Kritik von "Defamation" und "Rachel"
Die Berlinale jenseits des roten Teppichs

Es gibt die Berlinale des Glamours, der Stars, der bedeutenden Regisseure und wichtigen Produzenten. Und dann gibt es die Berlinale der "kleinen" Filme, von den Kritikern kaum beachtet ("Weißt Du, diese komischen Filme interessieren mich nicht", sagte ein spanischer Kollege), vom Publikum dagegen sehr: Weil sie oft die wirklich großen Themen aufgreifen. Und was ist Kino, wenn es das nicht mehr kann?

Einer dieser kleinen, großen Filme ist "Defamation" des israelischen Regisseurs Yoav Shamir, der bei der Berlinale seine Weltpremiere hatte. Shamir, der schon in den vergangenen beiden Jahren in Berlin vertreten war, hat sich das vermutlich heikelste Thema überhaupt gewählt: der Antisemitismus und die Frage, inwieweit er bewusst übertrieben und instrumentalisiert wird. Shamir beginnt mit einer Recherche bei der amerikanischen Anti Defamation League, die sich selbst als größte Orgnisation weltweit darstellt, die sich dem Kampf gegen den Antisemitismus verschrieben habe. Shamirs erster Besuch endet mit dem Eindruck, dass die ADL zwar von einer bedenklichen Virulenz des Antisemitismus in den USA redet, es ihr aber schwerfällt, konkrete Fälle zu benennen.

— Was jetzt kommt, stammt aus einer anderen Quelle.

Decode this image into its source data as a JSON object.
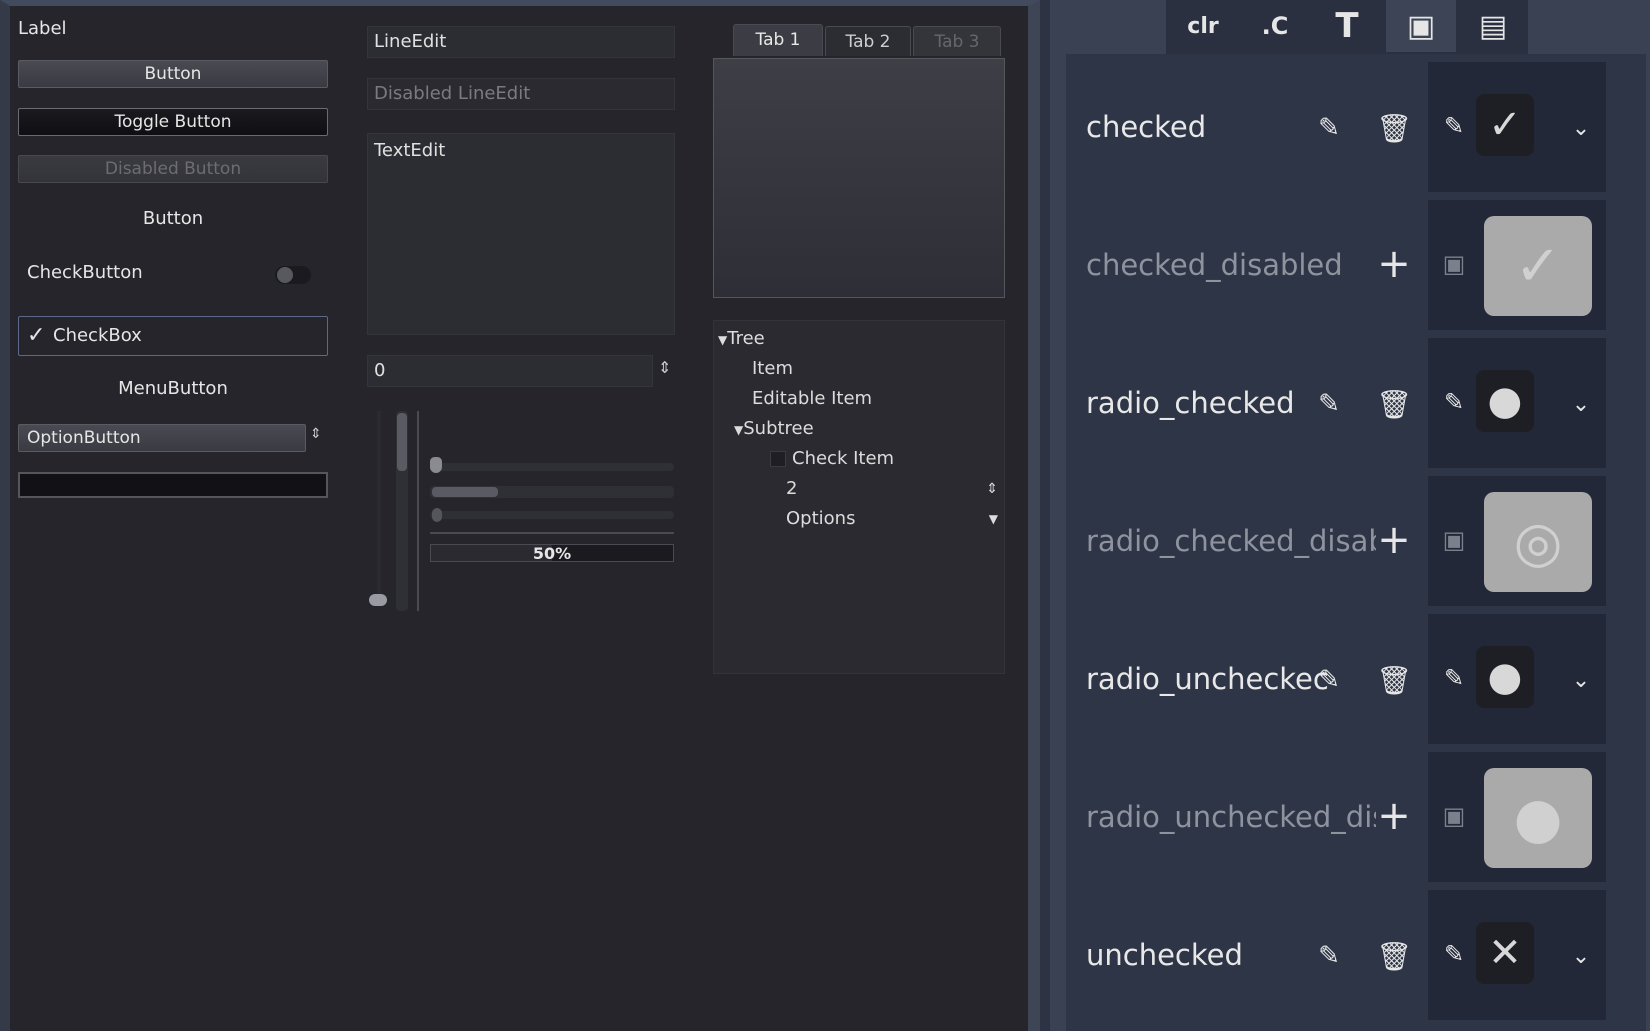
{
  "preview": {
    "label": "Label",
    "button": "Button",
    "toggle_button": "Toggle Button",
    "disabled_button": "Disabled Button",
    "flat_button": "Button",
    "check_button": "CheckButton",
    "checkbox": "CheckBox",
    "menu_button": "MenuButton",
    "option_button": "OptionButton",
    "line_edit": "LineEdit",
    "disabled_line_edit": "Disabled LineEdit",
    "text_edit": "TextEdit",
    "spinbox_value": "0",
    "progress": "50%",
    "progress_value": 0.5,
    "tabs": [
      "Tab 1",
      "Tab 2",
      "Tab 3"
    ],
    "tree": {
      "root": "Tree",
      "item": "Item",
      "editable_item": "Editable Item",
      "subtree": "Subtree",
      "check_item": "Check Item",
      "range_value": "2",
      "options": "Options"
    }
  },
  "panel": {
    "tabs": [
      {
        "icon": "color-icon",
        "glyph": "clr"
      },
      {
        "icon": "constant-icon",
        "glyph": ".C"
      },
      {
        "icon": "font-icon",
        "glyph": "T"
      },
      {
        "icon": "texture-icon",
        "glyph": "▣"
      },
      {
        "icon": "stylebox-icon",
        "glyph": "▤"
      }
    ],
    "rows": [
      {
        "name": "checked",
        "state": "set"
      },
      {
        "name": "checked_disabled",
        "state": "unset"
      },
      {
        "name": "radio_checked",
        "state": "set"
      },
      {
        "name": "radio_checked_disabl",
        "state": "unset"
      },
      {
        "name": "radio_uncheckec",
        "state": "set"
      },
      {
        "name": "radio_unchecked_disa",
        "state": "unset"
      },
      {
        "name": "unchecked",
        "state": "set"
      }
    ]
  }
}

Die Interviews und Reportagen aus den USA schneidet Shamir gegen einen Bericht über eine Schulklasse junger Israelis, die sich auf einen Besuch von ehemaligen KZ in Polen vorbereitet. Die Schüler sind davon überzeugt, dass der Antisemitismus auch heute eine unmittelbare Gefahr für alle Juden darstelle und dass sie in allen Ländern der Welt verhasst seien. Die Verwaltung nährt dieses Verfolgungsgefühl und sagt den Schülern, aufgrund der großen Bedrohung müsse ihre Gruppe von mehreren Sicherheitsleuten begleitet werden.

Damit ist die Problemstellung klar: Es geht einerseits um die Frage, ob Antisemismus künstlich aufgebläht wird und andererseits darum, was dieser Eindruck in Israel bewirkt, welche Haltung er begünstigt. Shamir macht es dem Zuschauer nicht leicht: Er gibt selber kein Urteil ab, präsentiert verschiedene Möglichkeiten, die sich aber gegenseitig ausschließen: Da ist der ADL-Vorsitzende Abe Foxman, der Kritik an Israel als verkappten Antisemitismus geißelt, und andererseits der Schriftsteller Uri Avnery, der es als grotesk bezeichnet, in den USA oder in Europa von einem Antisemitismus zu sprechen, der auch nur entfernt mit dem des 19. oder frühen 20.Jahrhunderts vergleichbar sei. Er werde von rechtsstehenden Kreisen in Israel und den USA heraufbeschworen, um jede Kritik an gewalttätigem Vorgehen gegen die Palästinenser und der anhaltenden Besetzung des Westjordanlandes zu verhindern.

Shamir vermeidet die stets präsente Falle, zum Sprachrohr einer Seite zu werden, ungewollt in einen predigenden Ton zu verfallen, nicht zuletzt durch den witzig-ironischen Unterton des Films. Er als Interviewer nimmt seine Gesprächspartner ernst denunzier sie kein bißchen, doch seiner Kamera entgehen nicht die Posen, die Blasiertheit und Selbstgefälligkeit einiger von ihnen. Köstlich das Tuscheln eines Pärchens von ADL-Aktivisten ("Ist die Kamera auch wirklich aus? Das können wir nicht vor laufender Kamera sagen!") das einräumt, ihre Organisation übertreibe es wohl wirklich ein bißchen.

Zur Stilsicherheit des Films gehört, dass er im richtigen Moment auch die zu Wort kommen lässt, die keine fertigen Thesen haben. Etwa eine israelische Schülerin, die sich fragt, ob die ständige Beschäftigung mit der Singularität des Holocausts vielleicht zur Gleichgültigkeit gegenüber anderen führe: "Wir sind so sehr davon überzeugt, dass wir immer die Opfer sind, dass wir es nicht weiter schlimm finden, wenn wir das Haus eines Palästinensers in die Luft jagen."